The /opt/gitlab-runner volume should be present and writable.

Log Patterns

Step-based execution produces different log patterns compared to traditional execution:

Step-based execution:

A docker_bootstrap stage appears before the build starts (ExecutorStageBootstrap internally).
The bootstrap container is created and started with the command gitlab-runner-helper steps bootstrap /opt/gitlab-runner/gitlab-runner-helper.
The build container command is prefixed with /opt/gitlab-runner/gitlab-runner-helper steps serve.
Once the gRPC service is ready, the job log prints “step-runner is ready.”.

Traditional execution:

No bootstrap stage.
No /opt/gitlab-runner volume creation.
The build container runs the shell command directly (e.g., bash, sh).

Unix Socket Verification

The step-runner gRPC service communicates over a Unix socket inside the build container. On Linux, the default path is /tmp/step-runner.sock.

Verify the socket exists:
Terminal window
```
docker exec <build_container> ls -la /tmp/step-runner.sock
```
The socket should be present as a socket file (type s).
If the socket does not exist, the serve process likely failed to start or has crashed. Check the container logs:
Terminal window
```
docker logs <build_container>
```
Verify the serve process is still running (see Inspect Serve Process above).
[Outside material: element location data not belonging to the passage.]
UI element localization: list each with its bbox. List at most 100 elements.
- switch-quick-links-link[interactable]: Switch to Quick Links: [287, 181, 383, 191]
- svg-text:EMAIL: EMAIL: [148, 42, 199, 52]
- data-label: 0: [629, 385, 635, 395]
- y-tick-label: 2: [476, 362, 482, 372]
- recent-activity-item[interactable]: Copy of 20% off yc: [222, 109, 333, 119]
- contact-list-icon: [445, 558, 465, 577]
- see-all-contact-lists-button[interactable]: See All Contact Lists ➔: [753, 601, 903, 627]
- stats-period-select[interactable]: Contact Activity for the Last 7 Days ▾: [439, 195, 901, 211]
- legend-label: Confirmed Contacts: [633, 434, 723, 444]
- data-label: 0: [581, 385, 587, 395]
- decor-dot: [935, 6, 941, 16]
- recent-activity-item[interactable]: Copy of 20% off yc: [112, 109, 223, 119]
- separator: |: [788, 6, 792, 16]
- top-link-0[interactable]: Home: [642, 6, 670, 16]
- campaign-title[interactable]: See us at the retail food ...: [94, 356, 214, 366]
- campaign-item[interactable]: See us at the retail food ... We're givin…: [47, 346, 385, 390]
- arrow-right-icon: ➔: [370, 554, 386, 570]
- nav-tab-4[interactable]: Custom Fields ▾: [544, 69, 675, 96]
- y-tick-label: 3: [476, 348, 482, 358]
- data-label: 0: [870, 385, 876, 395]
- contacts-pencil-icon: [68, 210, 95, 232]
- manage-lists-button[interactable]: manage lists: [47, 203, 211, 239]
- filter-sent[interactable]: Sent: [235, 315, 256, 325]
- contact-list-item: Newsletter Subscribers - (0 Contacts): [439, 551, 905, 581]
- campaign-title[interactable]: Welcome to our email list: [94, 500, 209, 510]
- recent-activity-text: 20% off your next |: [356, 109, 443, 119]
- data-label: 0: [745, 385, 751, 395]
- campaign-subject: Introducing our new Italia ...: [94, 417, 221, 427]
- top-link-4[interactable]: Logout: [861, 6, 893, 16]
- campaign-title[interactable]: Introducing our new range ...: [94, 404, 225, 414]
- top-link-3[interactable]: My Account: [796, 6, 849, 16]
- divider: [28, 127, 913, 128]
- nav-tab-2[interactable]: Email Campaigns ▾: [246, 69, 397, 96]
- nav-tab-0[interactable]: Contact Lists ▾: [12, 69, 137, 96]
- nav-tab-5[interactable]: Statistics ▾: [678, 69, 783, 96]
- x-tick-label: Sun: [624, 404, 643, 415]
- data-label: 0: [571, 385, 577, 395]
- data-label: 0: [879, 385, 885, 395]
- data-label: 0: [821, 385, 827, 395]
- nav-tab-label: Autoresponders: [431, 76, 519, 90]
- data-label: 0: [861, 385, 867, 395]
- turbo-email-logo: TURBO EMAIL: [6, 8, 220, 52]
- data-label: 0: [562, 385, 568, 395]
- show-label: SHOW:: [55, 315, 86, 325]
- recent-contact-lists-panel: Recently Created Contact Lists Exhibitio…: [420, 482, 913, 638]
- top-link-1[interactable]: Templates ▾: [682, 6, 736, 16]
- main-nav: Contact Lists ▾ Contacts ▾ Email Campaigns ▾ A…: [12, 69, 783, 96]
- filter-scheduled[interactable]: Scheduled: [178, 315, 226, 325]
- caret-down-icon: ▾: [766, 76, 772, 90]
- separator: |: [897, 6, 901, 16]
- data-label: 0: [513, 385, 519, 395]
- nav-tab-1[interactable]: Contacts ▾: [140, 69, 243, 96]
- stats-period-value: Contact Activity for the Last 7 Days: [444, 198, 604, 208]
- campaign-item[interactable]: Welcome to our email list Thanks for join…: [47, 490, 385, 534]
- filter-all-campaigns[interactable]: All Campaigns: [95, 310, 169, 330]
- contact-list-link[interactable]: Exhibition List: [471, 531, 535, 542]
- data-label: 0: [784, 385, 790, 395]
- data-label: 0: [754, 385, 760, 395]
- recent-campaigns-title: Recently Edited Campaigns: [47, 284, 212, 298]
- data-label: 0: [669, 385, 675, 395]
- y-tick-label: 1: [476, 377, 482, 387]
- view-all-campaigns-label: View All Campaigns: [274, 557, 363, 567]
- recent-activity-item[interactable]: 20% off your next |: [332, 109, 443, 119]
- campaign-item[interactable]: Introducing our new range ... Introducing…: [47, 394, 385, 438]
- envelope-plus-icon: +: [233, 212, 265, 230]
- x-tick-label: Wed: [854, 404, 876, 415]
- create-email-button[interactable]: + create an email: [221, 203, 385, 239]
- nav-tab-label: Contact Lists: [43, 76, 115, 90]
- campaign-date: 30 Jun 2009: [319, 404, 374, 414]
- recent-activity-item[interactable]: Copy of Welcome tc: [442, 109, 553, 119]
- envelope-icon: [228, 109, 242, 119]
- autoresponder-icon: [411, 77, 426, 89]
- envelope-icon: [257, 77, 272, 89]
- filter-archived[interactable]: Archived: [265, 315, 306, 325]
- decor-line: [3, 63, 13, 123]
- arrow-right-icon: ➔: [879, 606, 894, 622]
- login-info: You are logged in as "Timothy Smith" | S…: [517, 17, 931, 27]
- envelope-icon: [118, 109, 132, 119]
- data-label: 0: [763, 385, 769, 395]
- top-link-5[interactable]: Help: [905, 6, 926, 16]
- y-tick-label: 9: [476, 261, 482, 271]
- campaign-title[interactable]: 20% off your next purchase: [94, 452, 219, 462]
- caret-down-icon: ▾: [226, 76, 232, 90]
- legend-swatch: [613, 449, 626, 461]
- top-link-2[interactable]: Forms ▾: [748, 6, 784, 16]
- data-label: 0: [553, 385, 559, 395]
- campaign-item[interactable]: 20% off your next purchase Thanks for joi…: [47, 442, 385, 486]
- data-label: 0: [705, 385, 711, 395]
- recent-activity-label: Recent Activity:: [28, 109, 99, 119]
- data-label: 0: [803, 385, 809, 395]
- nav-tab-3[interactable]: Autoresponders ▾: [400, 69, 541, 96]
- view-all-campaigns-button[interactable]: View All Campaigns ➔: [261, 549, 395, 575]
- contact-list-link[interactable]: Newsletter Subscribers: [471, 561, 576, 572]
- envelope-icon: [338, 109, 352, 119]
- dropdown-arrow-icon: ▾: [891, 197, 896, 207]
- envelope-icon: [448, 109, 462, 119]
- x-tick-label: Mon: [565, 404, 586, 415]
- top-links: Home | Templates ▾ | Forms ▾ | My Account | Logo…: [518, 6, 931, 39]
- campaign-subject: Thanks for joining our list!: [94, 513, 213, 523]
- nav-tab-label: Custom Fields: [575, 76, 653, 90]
If the serve process has exited, the socket will no longer accept connections, and the proxy will fail to communicate with the step-runner.

Troubleshooting Tips

Common Issue: Network Misconfiguration

One frequent issue is a missing network configuration for the CI Gateway. Ensure that the network is allowed in the CI Gateway configuration.

If problems persist, verify the VM’s network settings and access permissions.